If you think you may have a deviated septum there are some symptoms. Difficulty breathing, since one side of your nose maybe smaller than the other, or if your tissue is inflamed it can cause difficulty breathing as well. Other symptoms are nasal congestion, sinus infections, nosebleeds, sleep problems, headaches, post nasal drip, and noisy breathing while sleeping. Some people have noticed that sleeping on one side at night helps them be able to breathe better. A lot of these symptoms can be caused by other sinus conditions. If you think you have a deviated septum speak with a healthcare provider. If you see your primary care physician they may refer you to an ear, nose and throat (ENT) specialist. The ENT specialist may run some further tests to see if you have a deviated septum, such as a CT scan or doing an in office scope of your nose to see what is truly going on. The doctor maybe able to tell just from a physical exam of your nose what is the true cause of all your symptoms.
After seeing a doctor there are some ways to try and treat a deviated septum. You can treat it with medication or surgery. Now even though your doctor may suggest medication it will help your symptoms and reduce any inflammation that is occurring but it will not correct a deviated septum. The only way to truly correct it is to have surgery.

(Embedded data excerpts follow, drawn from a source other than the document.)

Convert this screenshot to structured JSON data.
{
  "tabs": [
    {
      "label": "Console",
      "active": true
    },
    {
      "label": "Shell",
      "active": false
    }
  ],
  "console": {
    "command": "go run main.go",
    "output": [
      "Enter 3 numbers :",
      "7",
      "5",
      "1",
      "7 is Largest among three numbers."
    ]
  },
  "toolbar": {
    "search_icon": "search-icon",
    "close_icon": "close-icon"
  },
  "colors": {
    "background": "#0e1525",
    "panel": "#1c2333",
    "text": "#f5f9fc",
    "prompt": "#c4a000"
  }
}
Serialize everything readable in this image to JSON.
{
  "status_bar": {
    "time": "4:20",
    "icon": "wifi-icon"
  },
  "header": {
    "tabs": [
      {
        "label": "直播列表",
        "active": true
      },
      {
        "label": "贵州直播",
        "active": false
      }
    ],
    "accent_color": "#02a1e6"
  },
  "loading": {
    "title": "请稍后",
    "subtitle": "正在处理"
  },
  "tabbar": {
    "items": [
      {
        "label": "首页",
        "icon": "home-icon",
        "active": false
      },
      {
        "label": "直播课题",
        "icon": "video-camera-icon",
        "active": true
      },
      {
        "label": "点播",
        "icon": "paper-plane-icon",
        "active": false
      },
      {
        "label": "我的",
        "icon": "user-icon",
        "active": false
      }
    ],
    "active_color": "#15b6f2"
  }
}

There are multiple medications that you can try. Decongestants, pills or nasal sprays, will help reduce tissue swelling in your nose. Antihistamines that you would take to help prevent allergy symptoms may give you some relief from nasal congestion, and sneezing. Be careful in taking an antihistamine too much for it may cause your body to become dependant on them so if you stop taking them your symptoms may come back even worse. And nasal steroid sprays. The nasal steroid sprays will reduce inflammation, help with any nasal obstructions, and or drainage that is occuring. With a steroid it will take one to three weeks for the steroid to work at its maximum effectiveness so make sure you consult a doctor about these before using.